Behind the almost compulsive insistence on orderliness in the Holmes
stories we can feel the anxious pressure of instability and disorder. In
the assertion that class superiority had a biological basis, that social
identity was transparent to the trained viewer, that the higher classes
could be counted upon to police themselves, we can sense many of the insecurities
of the late Victorian period. Jacqueline Jaffe notes the recurrent
imagery of the Holmes stories: Holmes and Watson leave the snug civility
of the Baker Street rooms to penetrate the dark, dirty, dangerous world
without and restore it to order. (29) As the modern city revealed
by sociological investigators increasingly seemed like a jungle, inhabited
by savages whose motives were unintelligible and whose potential for violence
was unrestricted by common decencies, a key to reading social identity
was all the more needed to provide some degree of control over the unknown.

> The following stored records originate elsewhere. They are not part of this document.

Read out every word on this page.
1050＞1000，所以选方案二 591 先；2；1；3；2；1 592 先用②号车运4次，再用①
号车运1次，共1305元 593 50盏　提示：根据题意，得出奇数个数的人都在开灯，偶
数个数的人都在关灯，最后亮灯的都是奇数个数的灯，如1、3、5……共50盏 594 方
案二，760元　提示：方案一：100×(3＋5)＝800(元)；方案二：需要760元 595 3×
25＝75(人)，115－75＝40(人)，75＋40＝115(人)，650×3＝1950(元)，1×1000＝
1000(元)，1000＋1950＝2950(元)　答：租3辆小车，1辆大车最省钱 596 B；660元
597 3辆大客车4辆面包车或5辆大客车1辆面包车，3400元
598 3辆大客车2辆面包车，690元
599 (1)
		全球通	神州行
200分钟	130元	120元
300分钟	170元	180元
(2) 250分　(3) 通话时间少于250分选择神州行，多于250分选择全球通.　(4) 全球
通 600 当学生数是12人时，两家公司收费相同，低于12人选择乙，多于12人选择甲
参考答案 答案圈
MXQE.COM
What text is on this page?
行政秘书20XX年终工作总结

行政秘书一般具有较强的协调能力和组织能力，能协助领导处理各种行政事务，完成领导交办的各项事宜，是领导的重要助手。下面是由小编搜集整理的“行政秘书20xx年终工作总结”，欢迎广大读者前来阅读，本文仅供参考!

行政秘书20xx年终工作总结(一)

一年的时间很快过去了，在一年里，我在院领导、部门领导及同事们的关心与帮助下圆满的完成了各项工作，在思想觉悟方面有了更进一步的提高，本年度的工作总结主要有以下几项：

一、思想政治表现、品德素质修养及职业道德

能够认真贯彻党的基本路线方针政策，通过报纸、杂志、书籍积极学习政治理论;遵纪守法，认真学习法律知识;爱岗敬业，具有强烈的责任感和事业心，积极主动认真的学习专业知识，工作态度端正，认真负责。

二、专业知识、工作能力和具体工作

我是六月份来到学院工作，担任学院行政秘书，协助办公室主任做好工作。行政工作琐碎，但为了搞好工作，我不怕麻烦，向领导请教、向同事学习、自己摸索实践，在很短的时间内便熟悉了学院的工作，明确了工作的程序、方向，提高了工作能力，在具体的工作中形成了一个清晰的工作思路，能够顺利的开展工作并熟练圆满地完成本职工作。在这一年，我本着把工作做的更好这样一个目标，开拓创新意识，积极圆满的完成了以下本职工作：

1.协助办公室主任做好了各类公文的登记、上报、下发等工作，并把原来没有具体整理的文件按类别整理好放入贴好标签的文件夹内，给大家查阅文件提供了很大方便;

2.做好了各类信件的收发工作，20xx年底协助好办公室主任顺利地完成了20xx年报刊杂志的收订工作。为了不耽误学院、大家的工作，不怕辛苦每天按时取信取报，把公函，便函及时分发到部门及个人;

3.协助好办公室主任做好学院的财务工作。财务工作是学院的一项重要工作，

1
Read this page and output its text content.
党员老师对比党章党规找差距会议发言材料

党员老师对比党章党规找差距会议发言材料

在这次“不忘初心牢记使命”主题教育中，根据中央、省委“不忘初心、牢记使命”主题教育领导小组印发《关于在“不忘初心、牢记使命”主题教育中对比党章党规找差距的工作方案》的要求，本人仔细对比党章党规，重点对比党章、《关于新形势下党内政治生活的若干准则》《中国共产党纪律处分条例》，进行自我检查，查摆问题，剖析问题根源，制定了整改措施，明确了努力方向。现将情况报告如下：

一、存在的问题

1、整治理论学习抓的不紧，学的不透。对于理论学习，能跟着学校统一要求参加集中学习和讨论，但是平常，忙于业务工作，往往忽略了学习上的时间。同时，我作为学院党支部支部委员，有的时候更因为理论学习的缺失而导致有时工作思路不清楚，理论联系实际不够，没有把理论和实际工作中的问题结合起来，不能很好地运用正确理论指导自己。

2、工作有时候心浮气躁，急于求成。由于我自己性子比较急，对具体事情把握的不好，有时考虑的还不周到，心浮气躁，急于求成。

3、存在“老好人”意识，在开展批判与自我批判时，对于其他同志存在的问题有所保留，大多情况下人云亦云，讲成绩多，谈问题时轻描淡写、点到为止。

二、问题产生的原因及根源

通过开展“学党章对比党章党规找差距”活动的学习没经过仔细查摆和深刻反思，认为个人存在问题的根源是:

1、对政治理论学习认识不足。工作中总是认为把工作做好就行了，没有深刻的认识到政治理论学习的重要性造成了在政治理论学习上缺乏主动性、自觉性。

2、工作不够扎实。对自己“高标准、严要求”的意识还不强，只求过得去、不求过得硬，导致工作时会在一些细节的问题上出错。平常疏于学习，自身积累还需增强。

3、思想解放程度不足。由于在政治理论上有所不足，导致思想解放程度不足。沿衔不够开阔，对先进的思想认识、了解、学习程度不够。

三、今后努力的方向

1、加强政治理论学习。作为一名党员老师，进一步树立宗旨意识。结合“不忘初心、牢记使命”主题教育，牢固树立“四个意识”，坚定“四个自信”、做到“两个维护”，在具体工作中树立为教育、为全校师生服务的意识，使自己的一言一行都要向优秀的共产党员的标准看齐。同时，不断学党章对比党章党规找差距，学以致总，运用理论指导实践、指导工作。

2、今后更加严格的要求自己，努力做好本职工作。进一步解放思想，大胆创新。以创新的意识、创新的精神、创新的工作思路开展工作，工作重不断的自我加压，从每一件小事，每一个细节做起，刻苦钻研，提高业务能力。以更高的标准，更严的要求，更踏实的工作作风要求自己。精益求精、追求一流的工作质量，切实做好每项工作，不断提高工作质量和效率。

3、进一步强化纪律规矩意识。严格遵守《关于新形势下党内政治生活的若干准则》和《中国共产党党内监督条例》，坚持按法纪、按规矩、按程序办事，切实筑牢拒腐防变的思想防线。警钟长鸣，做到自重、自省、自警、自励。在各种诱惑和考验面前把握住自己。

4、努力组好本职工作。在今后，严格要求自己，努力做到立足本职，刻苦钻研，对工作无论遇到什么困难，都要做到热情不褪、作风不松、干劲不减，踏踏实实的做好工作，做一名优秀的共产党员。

As crimes like the Jack the Ripper murders enlarged the imaginable limits
of violence in frightening ways, what a comfort to see Sherlock Holmes
demonstrating again and again that even the most bizarre cases could be
"logically" contained. In a late Victorian society rocked by scandals,
how necessary was the reassurance that Holmes and Watson would protect
the upper classes from blackmail and publicity, and give them the opportunity
to settle their accounts in private. (30) And what better antidote
to the threatening sexuality of the New Woman than not to acknowledge it
at all--to offer the reassuring spectacle of woman's predictable unpredictability
controlled by chivalric conventions, either imposed from without for their
own good or internalized by the women themselves. Faced with increasing
evidence of the disruptive power of the irrational and the unconscious,
these tales strive to preserve the unified, fully intelligible self of
realism by insisting that people remain totally predictable, or that at
least among those deserving of social power, the desire that could undermine
logic and predictability would be self-policing. Uncoding the social
body of the Sherlock Holmes stories reveals the ideological work performed
by positivistic science, which could soothe such anxieties by rendering
natural and self-evident the social order that generated them.